John Henry Leech (5 December 1862 – 29 December 1900, Hurdcott House, Salisbury) was an English entomologist who specialised in Lepidoptera and Coleoptera.

Leech was born of John and Elizabeth (née Ashworth) Leech in Bank Hall, near Preston, Lancashire. His father was a wealthy merchant.

Leech was educated at Eton College and Trinity Hall, Cambridge. He lost his right hand in an accident while partridge shooting in Cambridge.

In 1889 Leech married Beatrice Ellen Leatthias, daughter of wealthy New York businessman Henry Leatthias. They went to live in Hurdcott House, Barford St Martin, Wiltshire.

Leech's collections from China, Japan and Kashmir are in the Natural History Museum, London, along with specimens from Morocco, the Canary Islands and Madeira. He wrote British Pyralides (1886) and Butterflies from China, Japan and Corea in three volumes (1892–1894).

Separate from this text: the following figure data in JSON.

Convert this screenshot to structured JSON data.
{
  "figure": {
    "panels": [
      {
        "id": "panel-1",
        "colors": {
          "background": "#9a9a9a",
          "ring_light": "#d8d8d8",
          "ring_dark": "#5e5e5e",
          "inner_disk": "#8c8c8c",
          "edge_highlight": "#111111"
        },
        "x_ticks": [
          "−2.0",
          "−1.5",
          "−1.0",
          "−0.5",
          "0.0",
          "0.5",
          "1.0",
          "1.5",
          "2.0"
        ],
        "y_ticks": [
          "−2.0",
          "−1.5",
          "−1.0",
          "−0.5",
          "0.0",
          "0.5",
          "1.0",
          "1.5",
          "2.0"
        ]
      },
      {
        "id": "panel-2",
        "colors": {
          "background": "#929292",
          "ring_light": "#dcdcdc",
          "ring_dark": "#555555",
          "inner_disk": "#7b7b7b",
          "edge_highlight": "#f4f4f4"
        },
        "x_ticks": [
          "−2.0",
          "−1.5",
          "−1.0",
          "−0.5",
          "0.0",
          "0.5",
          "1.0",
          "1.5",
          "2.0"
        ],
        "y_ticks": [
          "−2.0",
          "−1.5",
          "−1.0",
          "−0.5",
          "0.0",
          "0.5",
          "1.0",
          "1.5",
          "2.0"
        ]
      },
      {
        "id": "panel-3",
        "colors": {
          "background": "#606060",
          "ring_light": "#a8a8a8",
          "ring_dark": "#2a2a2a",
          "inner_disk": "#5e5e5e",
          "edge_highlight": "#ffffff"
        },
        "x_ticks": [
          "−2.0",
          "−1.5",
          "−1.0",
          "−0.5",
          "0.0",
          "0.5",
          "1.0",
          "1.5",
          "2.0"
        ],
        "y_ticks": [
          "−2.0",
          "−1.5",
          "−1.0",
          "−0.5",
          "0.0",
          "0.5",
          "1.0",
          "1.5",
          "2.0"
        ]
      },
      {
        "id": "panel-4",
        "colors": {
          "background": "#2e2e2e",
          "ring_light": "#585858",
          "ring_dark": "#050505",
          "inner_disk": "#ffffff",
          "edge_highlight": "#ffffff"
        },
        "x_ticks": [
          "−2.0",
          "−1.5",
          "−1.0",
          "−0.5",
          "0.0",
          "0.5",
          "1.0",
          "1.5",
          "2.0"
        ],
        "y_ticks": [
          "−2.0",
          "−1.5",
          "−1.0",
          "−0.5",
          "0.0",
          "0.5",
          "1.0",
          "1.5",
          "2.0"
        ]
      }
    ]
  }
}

Leech was a fellow of the Linnean Society and the Royal Entomological Society and a member of the Société entomologique de France and Entomologischen Verein zu Berlin. In 1885 a lizard species, Enyalius leechii, was named after him.

He is buried in St Edith's churchyard, Baverstock, Salisbury, Wiltshire, UK.

==Sources==
- Anonymous (1901). "Leech, J. H." Entomologist's Monthly Magazine. (2) 12 (37)(2): 49-50.
- Anonymous (1901). "Leech, J. H." Entomologist. 34: 33-38.
- Gilbert, P. (2000). Butterfly Collectors and Painters. Four Centuries of Colour Plates from the Library Collections of the Natural History Museum, London. Singapore: Beaumont Publishing Pte Ltd.
- Inoue, H. (2005). "John Henry Leech (1862–1900)". The Pioneers of Moth-Fauna of Japan. 1 Yugato.
- Verrall, G. H. (1900). Proceedings of the Entomological Society of London.